I “pieni poteri” (do you remember?) attribuiti da un docile e soggiogato Parlamento al premier ungherese Viktor Orban sono un pugno nello stomaco. Anzi, ben di più: un omicidio della democrazia. Un delitto perfetto. Con un alibi prepotente: il contrasto del “Coronavirus”.
di Vincenzo Vita
A dire il vero, c’erano da tempo laggiù indizi e segni premonitori: da una legge elettorale ad uso e consumo del partito del capo, il Fidesz; all’abolizione della libertà di informazione; all’indebolimento dell’autonomia della magistratura; alla limitazione della facoltà di aborto; all’attacco al mondo del lavoro e alle etnie non magiare. Oltre alla repressione dei flussi migratori. Non dimenticare, come avverte sempre l’Anpi. I fascismi quasi sempre nascono nel consenso. Il tutto è condito da un nazionalismo sovranista condiviso dai partner del gruppo di Visegrad. La grande filosofa ungherese Agnes Heller (la sua “Teoria dei bisogni” fu un testo cult nei movimenti degli anni Settanta) ci ha spiegato la natura profonda (e storica) della parabola involutiva.
L’Ungheria non è l’unico dottor Stranamore. In Serbia è avvenuto qualcosa di simile; Erdogan è un caposcuola; la repressione egiziana è tristemente nota; i comportamenti di Netanyahu fanno parte del vertice dell’estrema destra mondiale, corroborata con l’apartheid (antipalestinese). Il presidente delle Filippine ha ordinato alla polizia di sparare su coloro che infrangono i divieti. In Brasile non si scherza.
La vicenda cinese meriterebbe un seminario a parte. E poi, il “putinismo”. In generale, la tendenza a rendere i partiti di massa meri strumenti del “Capo” ha aperto la strada alla volta di oggi.
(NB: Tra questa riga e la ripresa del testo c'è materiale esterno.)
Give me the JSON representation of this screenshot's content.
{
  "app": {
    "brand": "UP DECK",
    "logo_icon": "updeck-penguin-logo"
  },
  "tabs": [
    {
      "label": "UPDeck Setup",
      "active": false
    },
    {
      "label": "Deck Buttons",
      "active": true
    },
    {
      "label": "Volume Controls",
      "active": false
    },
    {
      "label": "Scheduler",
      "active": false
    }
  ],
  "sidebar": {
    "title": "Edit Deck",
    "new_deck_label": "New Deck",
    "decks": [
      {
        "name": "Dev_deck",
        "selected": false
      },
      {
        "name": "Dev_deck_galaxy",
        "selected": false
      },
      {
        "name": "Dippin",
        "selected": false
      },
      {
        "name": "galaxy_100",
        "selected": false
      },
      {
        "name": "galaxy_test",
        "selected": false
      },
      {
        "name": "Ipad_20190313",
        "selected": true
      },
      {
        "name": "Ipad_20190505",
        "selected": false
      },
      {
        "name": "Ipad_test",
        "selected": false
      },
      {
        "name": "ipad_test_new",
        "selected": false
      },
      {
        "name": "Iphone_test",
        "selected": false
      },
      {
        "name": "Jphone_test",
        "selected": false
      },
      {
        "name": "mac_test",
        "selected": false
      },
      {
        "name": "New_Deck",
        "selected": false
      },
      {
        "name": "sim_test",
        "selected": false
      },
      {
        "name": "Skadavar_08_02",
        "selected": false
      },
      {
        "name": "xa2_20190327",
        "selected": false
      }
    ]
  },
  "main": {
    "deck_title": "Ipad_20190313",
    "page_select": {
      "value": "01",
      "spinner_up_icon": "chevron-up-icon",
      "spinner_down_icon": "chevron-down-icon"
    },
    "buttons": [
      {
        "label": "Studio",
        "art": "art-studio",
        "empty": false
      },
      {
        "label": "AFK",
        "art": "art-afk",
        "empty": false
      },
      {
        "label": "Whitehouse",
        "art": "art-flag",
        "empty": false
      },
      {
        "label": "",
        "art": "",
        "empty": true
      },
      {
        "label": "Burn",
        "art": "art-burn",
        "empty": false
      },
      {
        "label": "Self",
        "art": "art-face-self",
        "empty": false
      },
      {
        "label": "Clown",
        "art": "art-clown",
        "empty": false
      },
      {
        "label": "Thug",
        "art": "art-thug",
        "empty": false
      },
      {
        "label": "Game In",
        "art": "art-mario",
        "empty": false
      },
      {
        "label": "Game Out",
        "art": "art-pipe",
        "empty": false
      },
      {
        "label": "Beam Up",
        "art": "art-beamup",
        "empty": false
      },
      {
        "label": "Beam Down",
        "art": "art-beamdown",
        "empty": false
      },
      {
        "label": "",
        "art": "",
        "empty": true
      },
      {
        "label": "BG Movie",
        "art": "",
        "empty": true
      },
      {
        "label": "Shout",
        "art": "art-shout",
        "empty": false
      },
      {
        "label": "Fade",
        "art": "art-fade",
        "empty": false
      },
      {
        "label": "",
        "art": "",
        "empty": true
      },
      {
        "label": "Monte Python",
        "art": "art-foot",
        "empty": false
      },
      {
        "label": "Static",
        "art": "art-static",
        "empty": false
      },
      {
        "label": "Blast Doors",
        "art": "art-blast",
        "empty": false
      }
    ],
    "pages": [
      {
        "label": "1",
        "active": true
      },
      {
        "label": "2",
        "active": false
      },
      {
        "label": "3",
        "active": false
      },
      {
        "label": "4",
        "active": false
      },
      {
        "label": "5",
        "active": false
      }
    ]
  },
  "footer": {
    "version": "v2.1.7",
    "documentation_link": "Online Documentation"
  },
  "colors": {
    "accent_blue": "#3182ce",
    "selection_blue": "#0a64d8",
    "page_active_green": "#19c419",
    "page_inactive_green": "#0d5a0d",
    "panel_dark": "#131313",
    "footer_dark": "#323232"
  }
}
È doveroso, dunque, mobilitarsi in forme straordinarie contro le svolte autoritarie (“democratura”?), che potrebbero ringalluzzire emuli desiderosi di avere via libera. In Italia, non a caso, Matteo Salvini e Giorgia Meloni hanno voluto sottolineare la “normalità” di quanto è successo. In fondo, quei “pieni poteri” sono il sogno negato del leader leghista fin dall’agosto scorso, quando a Pescara li evocò senza ritegno. E, si può aggiungere, senza neppure il senso del ridicolo.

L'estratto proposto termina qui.